Device 插件实际上是一个 gPRC 接口，需要实现 ListAndWatch() 和 Allocate() 等方法，并监听 gRPC Server 的 Unix Socket 在 /var/lib/kubelet/device-plugins/ 目录中，如 /var/lib/kubelet/device-plugins/nvidiaGPU.sock。

在实现 Device 插件时需要注意：

1、插件启动时，需要通过 /var/lib/kubelet/device-plugins/kubelet.sock 向 Kubelet 注册，同时提供插件的 Unix Socket 名称、API 的版本号和插件名称（格式为 vendor-domain/resource，如 nvidia.com/gpu）。Kubelet 会将这些设备暴露到 Node 状态中，方便后续调度器使用

2、插件启动后向 Kubelet 发送插件列表、按需分配设备并持续监控设备的实时状态

3、插件启动后要持续监控 Kubelet 的状态，并在 Kubelet 重启后重新注册自己。比如，Kubelet 刚启动后会清空 /var/lib/kubelet/device-plugins/ 目录，所以插件作者可以监控自己监听的 unix socket 是否被删除了，并根据此事件重新注册自己

device-plugins

Starting in version 1.8, Kubernetes provides a device plugin framework for vendors to advertise their resources to the kubelet without changing Kubernetes core code. Instead of writing custom Kubernetes code, vendors can implement a device plugin that can be deployed manually or as a DaemonSet. The targeted devices include GPUs, High-performance NICs, FPGAs, InfiniBand, and other similar computing resources that may require vendor specific initialization and setup.

译：

从kubernetes1.8版本开始，提供了设备插件框架，设备厂商无需修改kubernetes核心代码就可以将自己生产的设备的资源(kubernetes可管理的资源包括CPU、内存和存储资源)可以让kubelet使用(这一点与操作系统一样，所有设备厂商自己实现驱动)。设备厂商可以自己人工或者以DaemonSet方式部署，而不是定制kubernetes代码。目标设备包括GPU、高性能NIC(网络接口卡)、FPGA、InfiniBand以及其他类似的需要厂商指定初始化和安装的计算资源。

在这里插入图片描述

如果我作为kubernetes开发者，思路是由kubelet汇总所有的资源，然后在汇总到管理端，kubernetes也就是apiserver。当创建Pod时，请求会发送给scheduler，scheduler根据节点状态选择一个最优的节点，最后由最优节点的kubelet创建这个Pod。嗯，这个思路应该没什么大毛病，至少我开发的一个分布式计算系统采用的就是这个方式，没问题！好，我们先假设这个想法是就是kubernetes的设计方案，此处我们不讲内存、CPU、存储这些资源是kubelet是怎么获取的，因为本文的重点是device-plugins，我们只说GPU这个kubelet是怎么获取的。

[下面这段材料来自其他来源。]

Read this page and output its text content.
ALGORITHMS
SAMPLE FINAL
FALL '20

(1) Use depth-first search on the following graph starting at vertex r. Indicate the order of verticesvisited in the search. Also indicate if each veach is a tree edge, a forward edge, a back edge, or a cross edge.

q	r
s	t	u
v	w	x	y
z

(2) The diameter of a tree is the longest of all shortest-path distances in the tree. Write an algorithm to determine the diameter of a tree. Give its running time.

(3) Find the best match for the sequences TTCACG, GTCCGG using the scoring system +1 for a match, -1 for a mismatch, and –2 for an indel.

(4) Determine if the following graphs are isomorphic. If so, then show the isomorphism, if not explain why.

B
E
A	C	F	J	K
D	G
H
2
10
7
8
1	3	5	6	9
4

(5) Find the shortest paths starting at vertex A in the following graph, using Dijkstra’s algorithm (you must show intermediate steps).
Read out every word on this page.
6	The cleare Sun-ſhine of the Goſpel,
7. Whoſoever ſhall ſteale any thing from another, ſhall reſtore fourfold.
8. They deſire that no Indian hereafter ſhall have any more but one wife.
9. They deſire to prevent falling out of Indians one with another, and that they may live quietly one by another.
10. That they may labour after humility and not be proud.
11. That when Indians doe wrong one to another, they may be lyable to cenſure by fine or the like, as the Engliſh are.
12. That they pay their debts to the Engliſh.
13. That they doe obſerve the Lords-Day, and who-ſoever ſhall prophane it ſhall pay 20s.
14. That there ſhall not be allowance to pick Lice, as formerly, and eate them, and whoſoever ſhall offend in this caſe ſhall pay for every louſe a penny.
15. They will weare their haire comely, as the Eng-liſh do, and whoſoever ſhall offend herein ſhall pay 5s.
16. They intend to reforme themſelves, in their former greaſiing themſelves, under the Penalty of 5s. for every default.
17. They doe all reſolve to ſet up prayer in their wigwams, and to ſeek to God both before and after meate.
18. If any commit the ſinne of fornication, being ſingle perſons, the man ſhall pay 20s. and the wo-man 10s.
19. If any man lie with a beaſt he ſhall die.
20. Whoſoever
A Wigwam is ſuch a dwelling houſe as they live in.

上面说到了，kubernetes有设备插件框架，那这个框架又是什么样的呢？说白了也很简单，就是kubernetes定义了一套机制和接口，各设备厂商按照协议开发就可以了，这个和Linux驱动原理是一样的，只是实现方式不一样而已。

我们来看看kubernetes是怎么实现的，首先我们先说说机制：

1、厂商自行实现一个管理设备资源的程序，部署到相应的节点上，我们称之为插件；

2、插件需要向kubelet注册，注册内容要包含自己的endpoint
  (endpoint就是一个用于通信的地址)以及一些其他信息；
      
3、kubelet连接插件的endpoint，就此kubelet和插件就建立了联系；

4、kubelet监听/var/lib/kubelet/device-plugins/kubelet.sock(unix sockets)这个地址，
   插件监听的也是类似的地址，只是地址变成了/var/lib/kubelet/device-plugins/xx.sock

比如：gpu-plugin：
在这里插入图片描述

grpc接口分析

插件和kubelet之间的通信接口了，kubelet与插件采用grpc通信，通信接口定义在kubernetes/pkg/kubelet/apis/deviceplugin/v1beta1/api.proto(不了解protobuf和grpc的同学请自行学习)中。文件中定义了两个用于通信的接口：

service Registration {
 rpc Register(RegisterRequest) returns (Empty) {}
}
service DevicePlugin {
 rpc GetDevicePluginOptions(Empty) returns (DevicePluginOptions) {}
 rpc ListAndWatch(Empty) returns (stream ListAndWatchResponse) {}
 rpc Allocate(AllocateRequest) returns (AllocateResponse) {}
 rpc PreStartContainer(PreStartContainerRequest) returns (PreStartContainerResponse) {}
}

第一个接口用于插件向kubelet注册，kubelet是服务端，插件是客户端；第二个接口是kubelet向插件索要支持，kubelet是客户端，插件是服务端，

看看插件注册的时候需要提供哪些信息？

message RegisterRequest {
 string version = 1; // 版本信息
 string endpoint = 2; // 插件的endpoint
 string resource_name = 3; // 资源名称
 DevicePluginOptions options = 4; // 插件选项
}
// 那插件选项又包含什么呢？
message DevicePluginOptions {
 bool pre_start_required = 1; // 启动容器前是否调用DevicePlugin.PreStartContainer()
}

version、endpoint、resource_name都比较好理解，pre_start_required 不是很明确，其实就是启动容器前先通知插件做一下准备，多一个机制扩展性要好一些。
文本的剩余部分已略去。